HomeBlogFraming Feature: Ryan McGinness #metadata Collection Completed by Frames and Stretchers Team
Framing Feature: Ryan McGinness #metadata Collection Completed by Frames and Stretchers Team
April 22, 2016
The F&S team was thrilled for the opportunity to build the frames and stretchers set for the #metadata show by Ryan McGinnes*. Featured at the Kohn Gallery in Los Angeles for its opening, each of the 17 pieces required an interlocking wood stretcher and elegant white wood floater frame.
Complex and colorful, these linen, silkscreen paintings needed a simple and sophisticated wood floater frame to enhance and complement the message, without distracting the eye. McGinness focused this show on his distance imagery, along with two new series of works: the “Studio Views” is a set of paintings of paintings, wherein the artist offers viewers a unique glimpse into his own workspace, as each painting depicts itself as it would be positioned at the studio. The second series, “Screen Combines”, creates a complicated maze of a journey for the audience, where they have to find the smaller paintings within the larger context of other used silkscreens.
We’re honored to have been able to contribute our modern wood frames and stretchers to this modernist vision, and to be part of such an exciting, experiential installation.

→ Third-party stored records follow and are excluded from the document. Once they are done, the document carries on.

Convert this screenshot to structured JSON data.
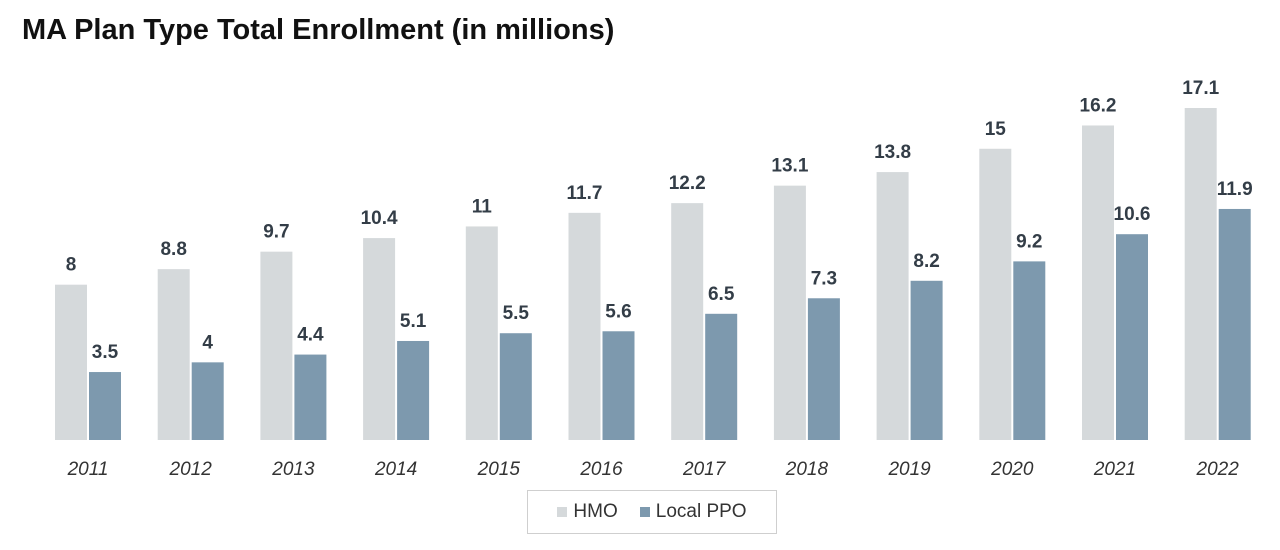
{
  "chart_data": {
    "type": "bar",
    "title": "MA Plan Type Total Enrollment (in millions)",
    "xlabel": "",
    "ylabel": "",
    "categories": [
      "2011",
      "2012",
      "2013",
      "2014",
      "2015",
      "2016",
      "2017",
      "2018",
      "2019",
      "2020",
      "2021",
      "2022"
    ],
    "series": [
      {
        "name": "HMO",
        "color": "#d5d9db",
        "values": [
          8,
          8.8,
          9.7,
          10.4,
          11,
          11.7,
          12.2,
          13.1,
          13.8,
          15,
          16.2,
          17.1
        ]
      },
      {
        "name": "Local PPO",
        "color": "#7d99ae",
        "values": [
          3.5,
          4,
          4.4,
          5.1,
          5.5,
          5.6,
          6.5,
          7.3,
          8.2,
          9.2,
          10.6,
          11.9
        ]
      }
    ],
    "ylim": [
      0,
      17.1
    ],
    "grid": false,
    "legend_position": "bottom"
  }
}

#metadata show by Ryan McGinnes at the Kohn Gallery
*Ryan McGinness is an American artist residing in Manhattan, New York. During college, he interned at the Andy Warhol Museum as a curatorial assistant, but he’s now known for his own paintings, sculptures, and environments. His claim to fame is breaking down the idea of painting, using experimental environments, as well as his original extensive glossary of graphic drawings that employ the visual language of public signage, corporate logos, and contemporary iconography. According to Wikipedia, his work is currently in the permanent public collections of the Museum of Modern Art, Virginia Museum of Fine Arts, Museum of Contemporary Art San Diego, Cincinnati Art Museum, MUSAC in Spain, and the Misumi Collection in Japan.